Quantum Computing based density functionals for fast and accurate materials and chemistry simulations

Quantum computers have the potential to lead to a transformative increase in the available computational power. The size and quality of the quantum computers available today are increasing rapidly, and advancements in ability to implement quantum error correction are getting us closer to have quantum computers which will be able to outperform even the best existing classical computers. One of the most promising improvements offered by quantum computers is the ability to accurately simulate atomic scale physical systems, which is a challenging task for classical computers. Various algorithms are being developed today that aim to make use of this advantage that is offered by quantum computers.

Density functional theory (DFT) is a core classical computing method for product development across industries such as pharmaceuticals, chemicals, and materials. For instance, DFT can be used to model and evaluate the properties of new materials, drugs, catalysts, etc. to complement expensive developments in the lab. Compared to alternative methods, DFT is the only approach fast enough for large systems comprising metals and molecules as required in many applications. However, approximations made in the DFT algorithms used today make them unsuitable for a lot of important problems. Improvements in DFT can lead to the development of better batteries, more efficient catalysts, faster and more reliable drug and vaccine candidate assessments, and greener chemical production.
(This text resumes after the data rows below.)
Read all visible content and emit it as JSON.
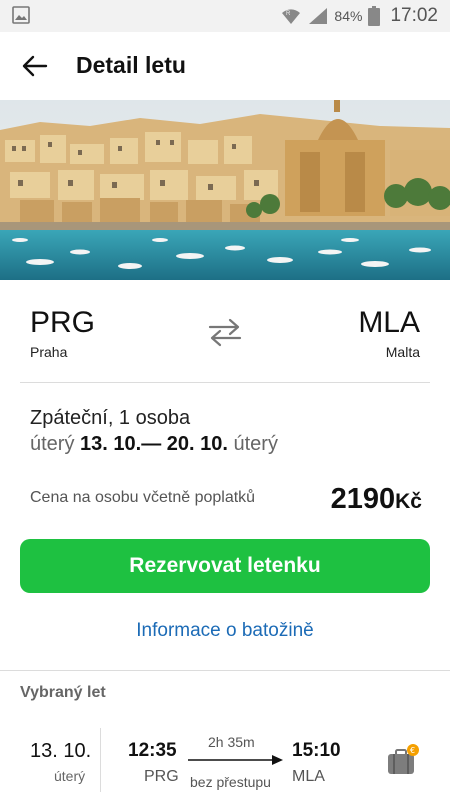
{
  "status_bar": {
    "battery_percent": "84%",
    "time": "17:02",
    "icons": [
      "gallery-notification-icon",
      "wifi-icon",
      "signal-icon",
      "battery-icon"
    ]
  },
  "header": {
    "title": "Detail letu",
    "back_icon": "arrow-left-icon"
  },
  "route": {
    "from_code": "PRG",
    "from_city": "Praha",
    "to_code": "MLA",
    "to_city": "Malta",
    "swap_icon": "swap-arrows-icon"
  },
  "trip": {
    "type": "Zpáteční, 1 osoba",
    "depart_day": "úterý",
    "depart_date": "13. 10.",
    "separator": "—",
    "return_date": "20. 10.",
    "return_day": "úterý"
  },
  "price": {
    "label": "Cena na osobu včetně poplatků",
    "amount": "2190",
    "currency": "Kč"
  },
  "actions": {
    "book_label": "Rezervovat letenku",
    "baggage_label": "Informace o batožině"
  },
  "selected_flight": {
    "section_label": "Vybraný let",
    "date": "13. 10.",
    "day": "úterý",
    "departure_time": "12:35",
    "departure_code": "PRG",
    "duration": "2h 35m",
    "stops": "bez přestupu",
    "arrival_time": "15:10",
    "arrival_code": "MLA",
    "baggage_icon": "suitcase-euro-icon"
  },
  "colors": {
    "accent_green": "#1ec141",
    "link_blue": "#1c6bb6",
    "badge_orange": "#f5a000"
  }
}
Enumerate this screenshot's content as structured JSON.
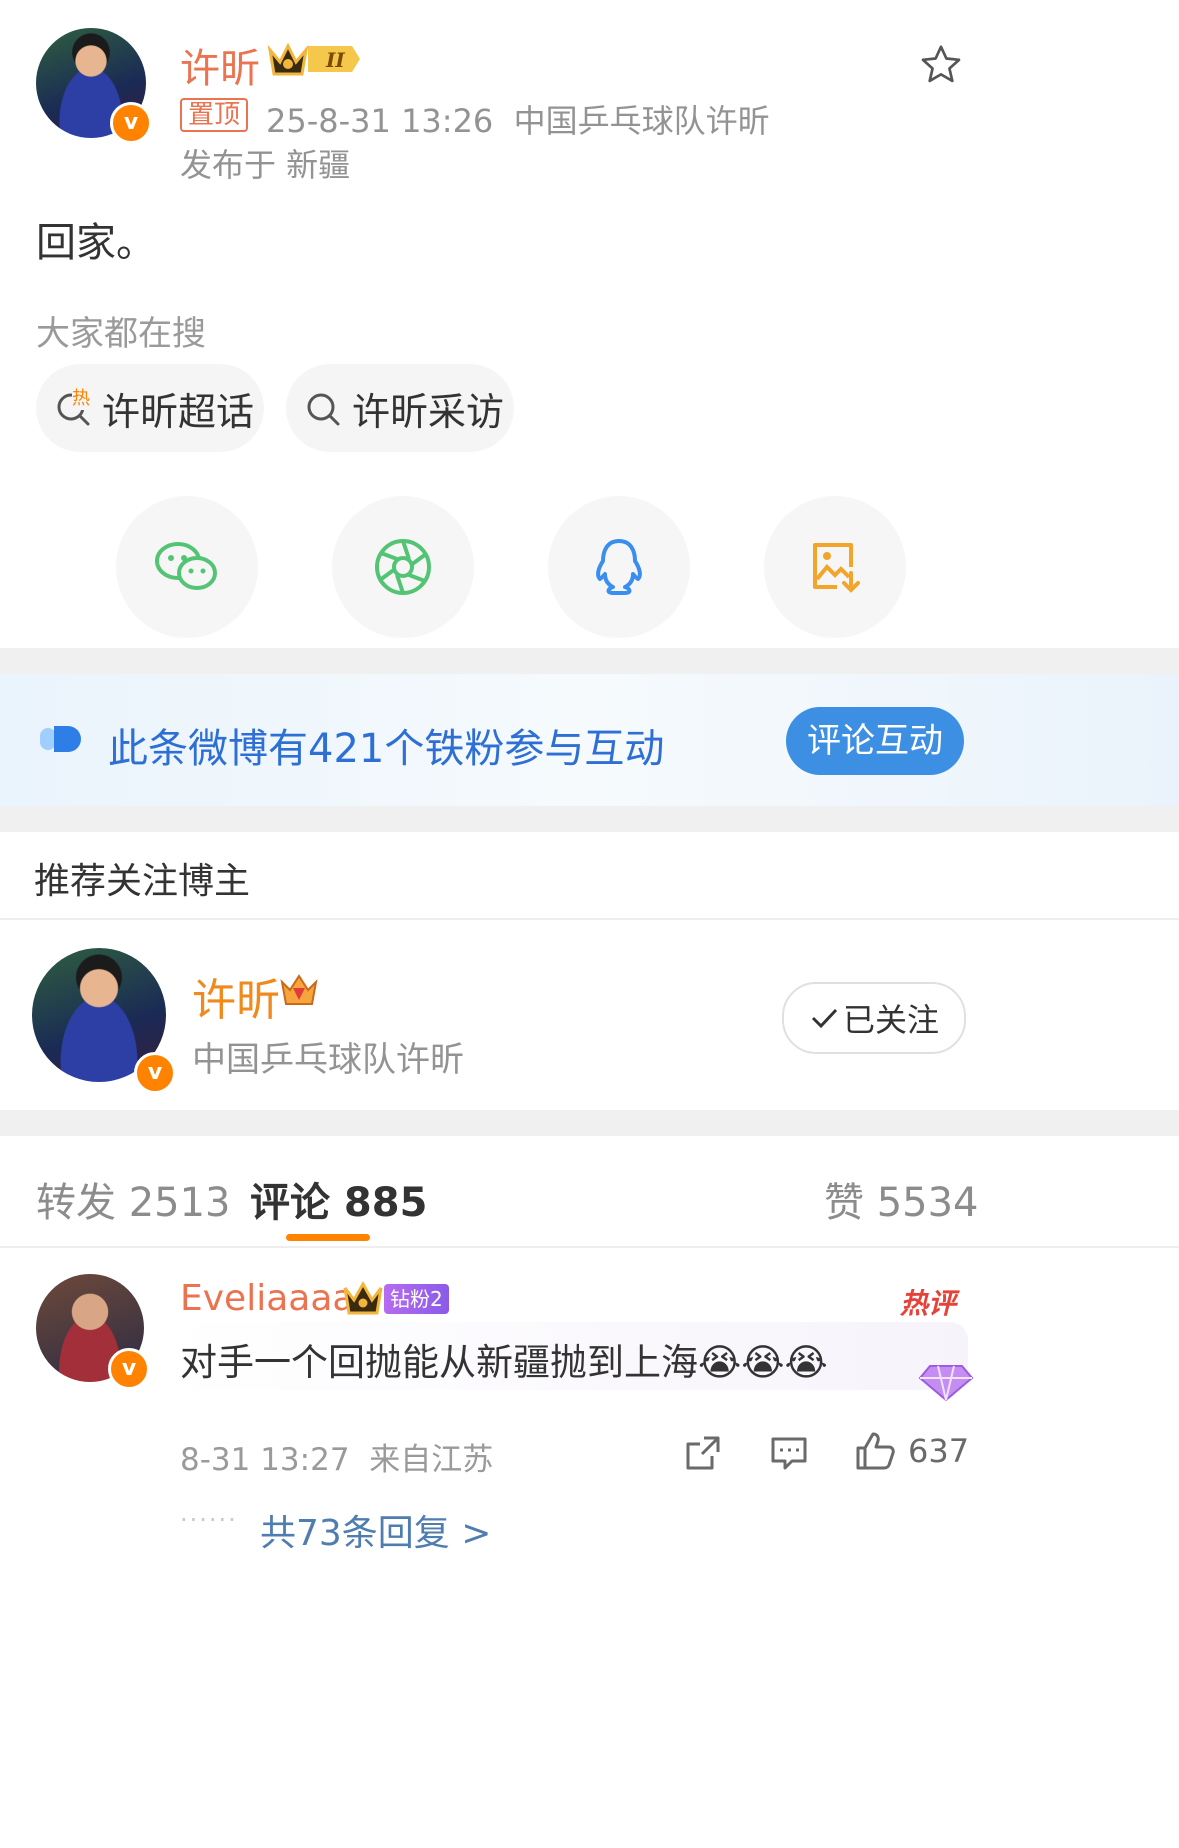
{
  "post": {
    "author": "许昕",
    "level_badge": "II",
    "pinned_label": "置顶",
    "meta": "25-8-31 13:26  中国乒乓球队许昕",
    "location": "发布于 新疆",
    "content": "回家。"
  },
  "search": {
    "title": "大家都在搜",
    "hot_tag": "热",
    "items": [
      "许昕超话",
      "许昕采访"
    ]
  },
  "share_icons": [
    "wechat-icon",
    "moments-icon",
    "qq-icon",
    "save-image-icon"
  ],
  "banner": {
    "text": "此条微博有421个铁粉参与互动",
    "button": "评论互动"
  },
  "recommend": {
    "title": "推荐关注博主",
    "name": "许昕",
    "desc": "中国乒乓球队许昕",
    "follow_label": "已关注"
  },
  "tabs": {
    "repost": "转发 2513",
    "comment": "评论 885",
    "like": "赞 5534"
  },
  "comment": {
    "user": "Eveliaaaa",
    "fan_badge": "钻粉2",
    "hot_label": "热评",
    "text": "对手一个回抛能从新疆抛到上海",
    "emoji": [
      "😭",
      "😭",
      "😭"
    ],
    "meta": "8-31 13:27  来自江苏",
    "likes": "637",
    "replies": "共73条回复 >",
    "dots": "······"
  },
  "colors": {
    "brand_orange": "#eb7350",
    "link_blue": "#507daf",
    "banner_button": "#3d8fe3",
    "tab_underline": "#ff8200"
  }
}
Recently, machine learning (ML) methods have been demonstrated to lead to improvements in DFT. However, even the ML + DFT methods rely on a large number of accurate simulations of the physical systems, which are challenging to do with classical computers. In this project, we aim to harness the superior ability of quantum computers to perform accurate simulations in order to improve DFT. Our approach will combine the advantages provided by quantum computers and ML in order to significantly improve the DFT method that is widely used in various industries.

This project combines the expertise in machine learning, quantum computing, DFT, and modelling in industrial settings of InstaDeep, NPL, Atos UK, and Johnson Matthey.